Unfortunately, this is not limited to the government sector but also affects the private sector. Hospital systems, airlines, hotels, banks, and many others have at least one system that is reliant on some form of mainframe technology.
Often times, these legacy systems were custom built, as far as the applications go. Decades of institutional knowledge that is documented no where, without the application running, no one could replicate it. Couple that with all the other systems that are integrated to read and write from the 'legacy' system.
Couple that with the fact that the government has almost no in-house development talent for most agencies. Couple that with the fact that they don't have someone that can understand and articulate the requirements to a vendor. What you end up with is an open-ended pay-as-you-go contract that runs up into the billions. Oops! This field was supposed to be 16 bytes, not 32, so there was an undetected buffer overflow on some down stream system and now your last 6 months of transactions were invalid? Oops, the government didn't specify 16 bytes in the contract, so the fault isn't on the vendor because they have no control over the downstream? Rinse, repeat. It's a real boondoggle out there.
Can confirm VA has several mainframes still in operation. They also have a container working group evaluating kubernetes, and some active cloud deployments. Two extremes in a gargantuan organization.
I have wondered whether there is room for a new paradigm in government IT contracting: the worker-owned public benefit corp.

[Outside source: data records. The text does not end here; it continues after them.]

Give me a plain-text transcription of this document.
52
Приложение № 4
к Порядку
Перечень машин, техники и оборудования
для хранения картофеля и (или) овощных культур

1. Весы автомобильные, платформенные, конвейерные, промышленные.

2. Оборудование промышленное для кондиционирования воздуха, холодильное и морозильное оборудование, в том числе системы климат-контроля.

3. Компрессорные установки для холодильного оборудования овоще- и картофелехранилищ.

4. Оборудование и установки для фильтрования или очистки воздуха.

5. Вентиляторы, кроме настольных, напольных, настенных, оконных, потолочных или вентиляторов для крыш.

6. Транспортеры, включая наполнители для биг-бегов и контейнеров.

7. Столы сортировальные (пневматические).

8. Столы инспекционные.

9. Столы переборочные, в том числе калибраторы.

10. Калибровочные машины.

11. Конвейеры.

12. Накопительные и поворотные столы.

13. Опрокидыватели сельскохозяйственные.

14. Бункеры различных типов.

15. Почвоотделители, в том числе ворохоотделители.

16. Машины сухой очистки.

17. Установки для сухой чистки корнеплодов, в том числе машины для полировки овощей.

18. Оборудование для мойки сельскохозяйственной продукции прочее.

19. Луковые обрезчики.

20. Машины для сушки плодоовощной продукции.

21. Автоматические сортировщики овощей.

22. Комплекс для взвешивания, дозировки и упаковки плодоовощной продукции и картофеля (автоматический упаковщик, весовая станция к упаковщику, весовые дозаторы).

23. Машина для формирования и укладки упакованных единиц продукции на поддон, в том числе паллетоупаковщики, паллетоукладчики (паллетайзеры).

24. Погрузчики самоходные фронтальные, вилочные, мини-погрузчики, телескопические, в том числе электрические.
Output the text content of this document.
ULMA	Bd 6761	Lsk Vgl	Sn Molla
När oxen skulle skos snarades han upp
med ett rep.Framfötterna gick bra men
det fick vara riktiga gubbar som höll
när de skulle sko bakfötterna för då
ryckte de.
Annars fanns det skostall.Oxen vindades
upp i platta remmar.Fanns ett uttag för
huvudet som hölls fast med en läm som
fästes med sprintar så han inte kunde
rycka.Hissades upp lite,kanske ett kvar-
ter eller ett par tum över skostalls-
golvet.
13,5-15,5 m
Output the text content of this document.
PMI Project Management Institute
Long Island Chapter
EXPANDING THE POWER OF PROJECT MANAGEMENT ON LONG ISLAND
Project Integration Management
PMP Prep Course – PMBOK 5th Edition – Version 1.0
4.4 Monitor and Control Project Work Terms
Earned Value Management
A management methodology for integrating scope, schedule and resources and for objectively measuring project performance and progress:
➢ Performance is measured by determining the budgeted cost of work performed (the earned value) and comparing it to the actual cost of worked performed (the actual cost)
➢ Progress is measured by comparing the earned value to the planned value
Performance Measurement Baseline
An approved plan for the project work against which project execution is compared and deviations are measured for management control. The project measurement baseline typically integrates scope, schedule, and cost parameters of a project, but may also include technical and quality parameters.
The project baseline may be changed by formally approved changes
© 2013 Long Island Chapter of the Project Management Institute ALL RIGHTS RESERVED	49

The focus would be on building and applying “open first” government solutions.
This type of entity would feel to employees like a tech company and look to governments like a firm such as Mitre. Direct compensation would be higher than direct government employment but less than FAANG. Sort of like an “outside the house” 18F.
No, I don’t think you are crazy. You must look how big government is at the federal Level. It’s so interconnected with other agencies that moving to fast will break thousands of systems.

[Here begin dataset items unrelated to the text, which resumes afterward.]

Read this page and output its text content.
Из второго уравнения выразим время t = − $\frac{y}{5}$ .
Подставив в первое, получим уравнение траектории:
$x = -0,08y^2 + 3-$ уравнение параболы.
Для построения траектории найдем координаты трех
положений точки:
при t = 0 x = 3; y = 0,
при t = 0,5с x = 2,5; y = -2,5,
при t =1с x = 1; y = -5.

I worked on a contract to upgrade a legacy federal system to a modern architecture and it was a nightmare. For one thing, the previous contractor that has been managing the system essentially refused to cooperate in any way, dragging their feet producing any documentation or providing engineers to explain any aspect of the existing system, so a lot of it ended up being reverse engineered. In addition to that, the federal side of the house chased whatever technology they heard about at reinvent or whatever so the specs would continuously change to add cool new pieces to it from day to day.
On top of that, the contractor I worked for was very much agile and move fast and break things which is fine if you’re a startup but is a disaster if your working on a federal system that hundreds of thousands of people depend on. There were regressions and outages regularly pushed to production and the engineers were just like whoops we’ll roll that back, but they weren’t appreciating how bad it looked on the federal side of things. I left the company after a year or so, and they lost the contract soon after.
I don't know the "right" solution, but the current one overly favors corporate/private interests heavily, and this has caused a strong feedback loop that lobbying allows to strive.
The deeper problem is that powerful corporate interests yield so much power in the first place and allows them to prop up systems like this that continually favor them over, say, governments developing and retaining competent internal teams that can actually make or are empowered to make the right technological decisions.
Phrases like "government waste" and such are thrown around, but even a cursory examination of the current situation should be enough to demonstrate that problem hasn't been solved and the current situation is probably worse than if we allowed governments to run more like the private sector is allowed to.
If that means the government can compete with private businesses in the service of the public, I am struggling to see the downside to that compared to where we are at now.